00:26:12.240 This internal tool runs within our Vagrant VM instances and allows us to manage services seamlessly, ensuring they’re installed or updated appropriately from a central panel.

00:26:34.160 Our one-click deployment system, which is integral to our workflow, offers a simple interface for deploying services rapidly, enabling engineers to set things in motion without hassle.

00:26:56.640 Monitoring and alerting have become essential. We use various tools for monitoring our JVM services and infrastructure, while our Rails app utilizes custom charting tools.

00:27:09.360 Understanding performance in lead-up environments is critical.
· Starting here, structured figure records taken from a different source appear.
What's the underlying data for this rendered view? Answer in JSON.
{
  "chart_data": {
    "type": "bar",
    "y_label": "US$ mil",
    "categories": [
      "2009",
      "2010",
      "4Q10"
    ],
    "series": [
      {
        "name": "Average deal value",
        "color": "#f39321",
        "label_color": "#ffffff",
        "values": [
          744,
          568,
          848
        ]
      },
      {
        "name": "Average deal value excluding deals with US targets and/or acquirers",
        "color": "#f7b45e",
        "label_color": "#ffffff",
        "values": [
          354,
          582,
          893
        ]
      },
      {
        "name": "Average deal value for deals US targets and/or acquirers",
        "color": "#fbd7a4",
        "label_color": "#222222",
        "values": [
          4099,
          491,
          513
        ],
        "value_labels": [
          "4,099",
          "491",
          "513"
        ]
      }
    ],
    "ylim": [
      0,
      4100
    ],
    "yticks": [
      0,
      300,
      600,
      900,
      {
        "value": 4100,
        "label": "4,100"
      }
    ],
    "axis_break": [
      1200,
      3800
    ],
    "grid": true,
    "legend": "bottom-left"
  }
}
As we integrate multiple services, we begin to care more about response times, ensuring that they function properly.

00:27:43.680 When our Rails app interacts with a service that isn’t responsive, we have to ensure that the requests degrade gracefully instead of failing outright. Alerts provide us much-needed information in these cases.

00:28:05.480 To illustrate our monitoring efforts, I want to introduce a tool called Charty. It gives a clear perspective into our Rails app, allowing us to analyze response times in efficiency, focusing on high-impact actions.

00:28:32.000 With Charty, we can monitor trends and understand performance issues more thoroughly. This meticulous visibility helps us address challenges and better manage service integration.

00:29:03.920 Consequently, having standardized deployment processes and a dependency management system becomes pivotal for overseeing multiple services. This prevents us from getting bogged down in unique exceptions.

00:29:29.360 Our approach is further solidified by using a unified format for responses, data protocols, and monitoring interfaces, as seen in a technology called Dropwizard, which standardizes our service package for Java services.

00:30:00.080 While Java serves as our main implementation language for these services, we have no intention of dismissing Ruby's potential applications for service design. Large-scale architecture changes will continue to carry trade-offs.

00:30:28.320 Understanding and addressing these trade-offs is essential. As services become unavailable, we need to have plans to manage service failures.

00:30:54.480 For example, the impact of a service failing can result in significant operational challenges—identifying failure points across complex service interactions requires thorough comprehension of system flow and service dependencies.

00:31:24.960 Recently, we experienced a failure with a service that caused a cascading failure across other dependent services, leading to a slowdown that rendered the client experience unusable.

00:31:42.640 Understanding the complete system dynamics when services fail is crucial. We recommend testing these scenarios in staging environments to see what happens when services go offline.

00:32:01.840 As we recap the discussion, prioritize reevaluating costs and trade-offs. Make sure the choices being made still align with your goals, and don’t scale until you’re confident.

00:32:29.840 When you recognize the need to transition to services and embrace the associated complexity, ensure your organization is supportive of such changes. It's important to promote a culture of service-oriented development.

00:32:54.640 Finally, deploy tools that help you move quickly without sacrificing quality. Remember that your customers care about the results, not the internal workings. If developers face hurdles, they might choose the path of least resistance and continue adding features to the monolith.

00:33:35.280 As parting advice, be prepared to be wrong. Mistakes are part of the learning process. Our team has rewritten our search stack multiple times, and each iteration has taught us valuable lessons about services.

00:33:49.600 Reflect on past decisions, recognizing that they may not align with current needs. The landscape may shift as your goals evolve—adaptability is essential. We’re all continually striving to improve our enormous Rails app, recognizing that every increment of change is a step forward.

00:34:11.200 Thank you, everyone, for your time and attention. You can find more information on my company’s engineering blog, and my name is Brian Morton.